Зал оцепенел от услышанного. Кто-то с завистью вздохнул:
— Вот это да!
А сраженный наповал докладчик долго и растерянно чесал за ухом.
За Лобзиковым прочно утвердилась репутация чемпиона по слалому. Теперь молодые солдаты уже не упрекали его за «кроссы» вокруг военторга, а почтительно называли «наш чемпион» и частенько обращались к нему за советом.
Прошло несколько дней. Снег хорошо укрыл поля. Тренировки к лыжному кроссу стали проводиться чаще. И однажды… Секретаря комсомольской организации Чиркова догнал на лыжне сержант Грабов.
— Там… в двух километрах… — заговорил он. — Карьер. Глубокий карьер.
— Ну и что?
— Как что?! А чемпион Горной Шории? Он же покажет крутой зигзаг.

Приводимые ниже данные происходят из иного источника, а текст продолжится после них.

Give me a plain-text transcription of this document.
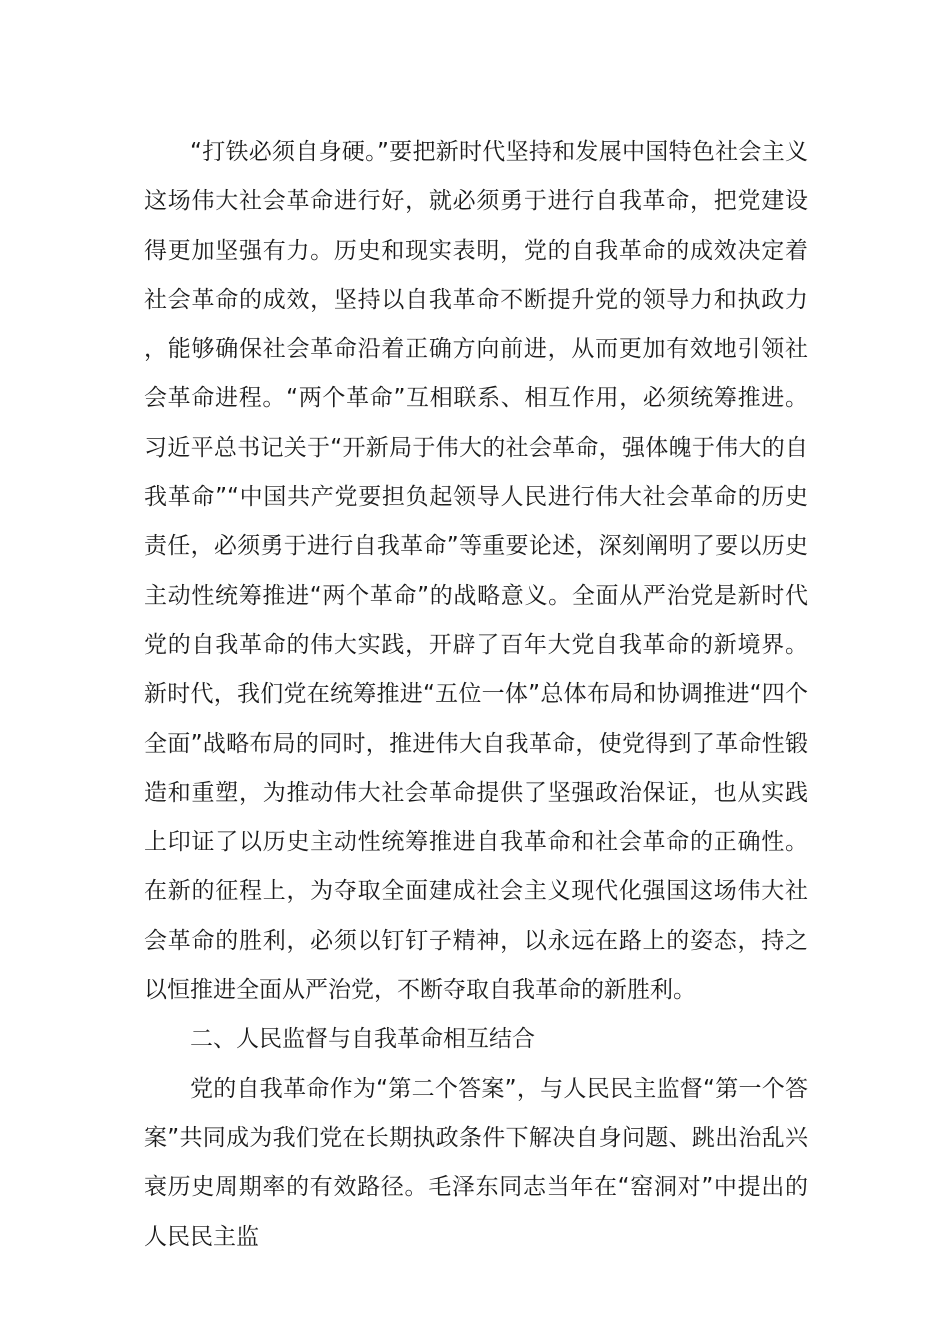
“打铁必须自身硬。”要把新时代坚持和发展中国特色社会主义这场伟大社会革命进行好，就必须勇于进行自我革命，把党建设得更加坚强有力。历史和现实表明，党的自我革命的成效决定着社会革命的成效，坚持以自我革命不断提升党的领导力和执政力，能够确保社会革命沿着正确方向前进，从而更加有效地引领社会革命进程。“两个革命”互相联系、相互作用，必须统筹推进。习近平总书记关于“开新局于伟大的社会革命，强体魄于伟大的自我革命”“中国共产党要担负起领导人民进行伟大社会革命的历史责任，必须勇于进行自我革命”等重要论述，深刻阐明了要以历史主动性统筹推进“两个革命”的战略意义。全面从严治党是新时代党的自我革命的伟大实践，开辟了百年大党自我革命的新境界。新时代，我们党在统筹推进“五位一体”总体布局和协调推进“四个全面”战略布局的同时，推进伟大自我革命，使党得到了革命性锻造和重塑，为推动伟大社会革命提供了坚强政治保证，也从实践上印证了以历史主动性统筹推进自我革命和社会革命的正确性。在新的征程上，为夺取全面建成社会主义现代化强国这场伟大社会革命的胜利，必须以钉钉子精神，以永远在路上的姿态，持之以恒推进全面从严治党，不断夺取自我革命的新胜利。

二、人民监督与自我革命相互结合

党的自我革命作为“第二个答案”，与人民民主监督“第一个答案”共同成为我们党在长期执政条件下解决自身问题、跳出治乱兴衰历史周期率的有效路径。毛泽东同志当年在“窑洞对”中提出的人民民主监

Чирков вместе с секретарем комсомольской организации свернули с лыжни и вслед за солдатами направились к карьеру.
Место для тренировок оказалось удачным. На пологом скате карьера можно было установить и флажки и препятствия. Широкое ровное дно благоприятствовало безопасному торможению и спуску. Все обрадовались. Только Лобзиков неопределенно махнул рукой.

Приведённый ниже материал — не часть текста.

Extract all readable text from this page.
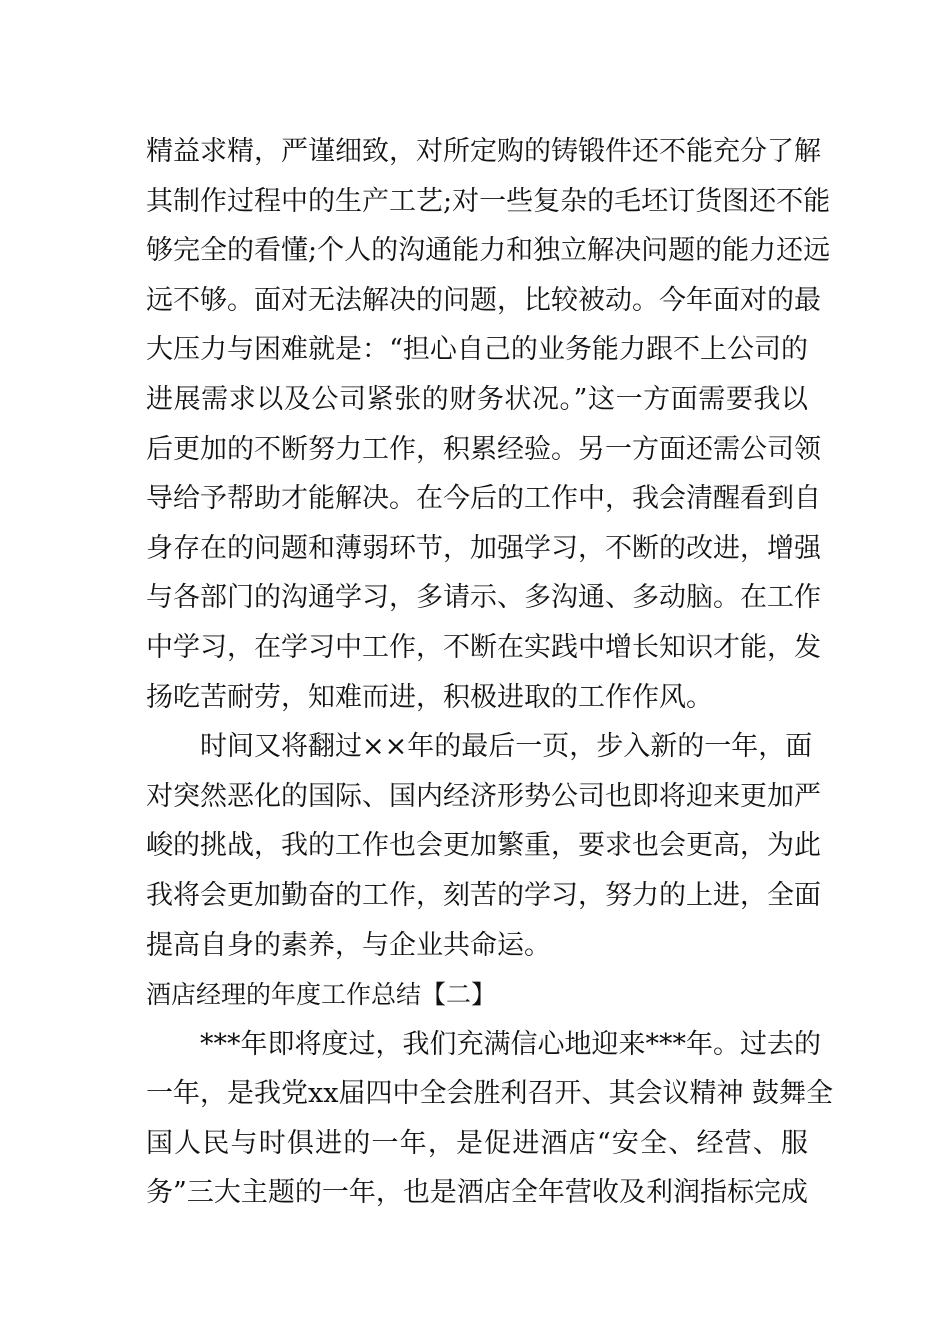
精益求精，严谨细致，对所定购的铸锻件还不能充分了解
其制作过程中的生产工艺;对一些复杂的毛坯订货图还不能
够完全的看懂;个人的沟通能力和独立解决问题的能力还远
远不够。面对无法解决的问题，比较被动。今年面对的最
大压力与困难就是：“担心自己的业务能力跟不上公司的
进展需求以及公司紧张的财务状况。”这一方面需要我以
后更加的不断努力工作，积累经验。另一方面还需公司领
导给予帮助才能解决。在今后的工作中，我会清醒看到自
身存在的问题和薄弱环节，加强学习，不断的改进，增强
与各部门的沟通学习，多请示、多沟通、多动脑。在工作
中学习，在学习中工作，不断在实践中增长知识才能，发
扬吃苦耐劳，知难而进，积极进取的工作作风。
时间又将翻过××年的最后一页，步入新的一年，面
对突然恶化的国际、国内经济形势公司也即将迎来更加严
峻的挑战，我的工作也会更加繁重，要求也会更高，为此
我将会更加勤奋的工作，刻苦的学习，努力的上进，全面
提高自身的素养，与企业共命运。
酒店经理的年度工作总结【二】
***年即将度过，我们充满信心地迎来***年。过去的
一年，是我党xx届四中全会胜利召开、其会议精神 鼓舞全
国人民与时俱进的一年，是促进酒店“安全、经营、服
务”三大主题的一年，也是酒店全年营收及利润指标完成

— Тоже мне место нашли. Ну да ладно уж. На безрыбье и рак рыба.
В воскресный день к карьеру прикатила на лыжах вся рота. Назначенные командиром судьи отмерили положенное расстояние, расставили на трассе палки, флажки и, как подобает солидным судейским мастерам, осведомились о самочувствии Лобзикова.
— Нормально, — ответил чемпион Горной Шории. — Нет ли у вас с собой валерьянки… Вчера от бабушки письмо получил… Неприятности всякие.
Валерьянки у судей не нашлось. Взамен ее Сеня Лобзиков выпил таблетку от головной боли и подкатил к старту. С микрофоном в руках к нему подошел представитель местного радиовещания.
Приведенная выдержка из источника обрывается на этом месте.